What’s (not) being done in the Sudan

Make sure to check out the NY Times’ piece today on the horror that women in Darfur are going through right now, we well as the argument over whether violence against women is a war crime. Um…Yes. Discussion over.
Seriously though, it never ceases to amaze me how people cannot make the connection between the incredible increase of violence against women and war. How is systematic rape not a war crime?
Violence against women—which is most often, but not limited to, sexual assault—is par for the course when it comes to armed conflict:
Sexual violence has been a tried-and-true way for armed men to sow terror among civilians in wartime, from the Balkans to Colombia and Congo to the genocide in Rwanda. The latter offers a particularly trenchant lesson for Sudan: Ten years later only a handful of allegations of rape have been investigated and prosecuted, according to a recent report by the advocacy group Human Rights Watch.
So what’s being done right now?
UN secretary general Kofi Annan, has appointed a panel to determine “whether the violence in Darfur meets the international legal definition of genocide.” Huh. I’m sure that will be a speedy process.
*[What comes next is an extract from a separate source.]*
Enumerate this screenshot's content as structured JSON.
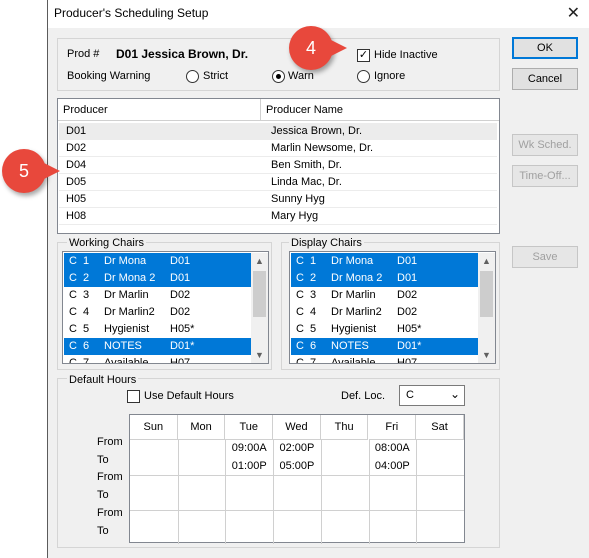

Click here for a previous Feministing post on women in the Sudan and the semantic argument over “genocide.”
For a comprehensive look at genocide and the United States’ history of involvement (or lack thereof I should say), check out Samantha Power’s book, “A Problem from Hell” : America and the Age of Genocide.
Also, if you haven’t already read Against Our Will : Men, Women, and Rape by Susan Brownmiller, get to it. It’s a little outdated, but her chapters on war and rape are still relevant.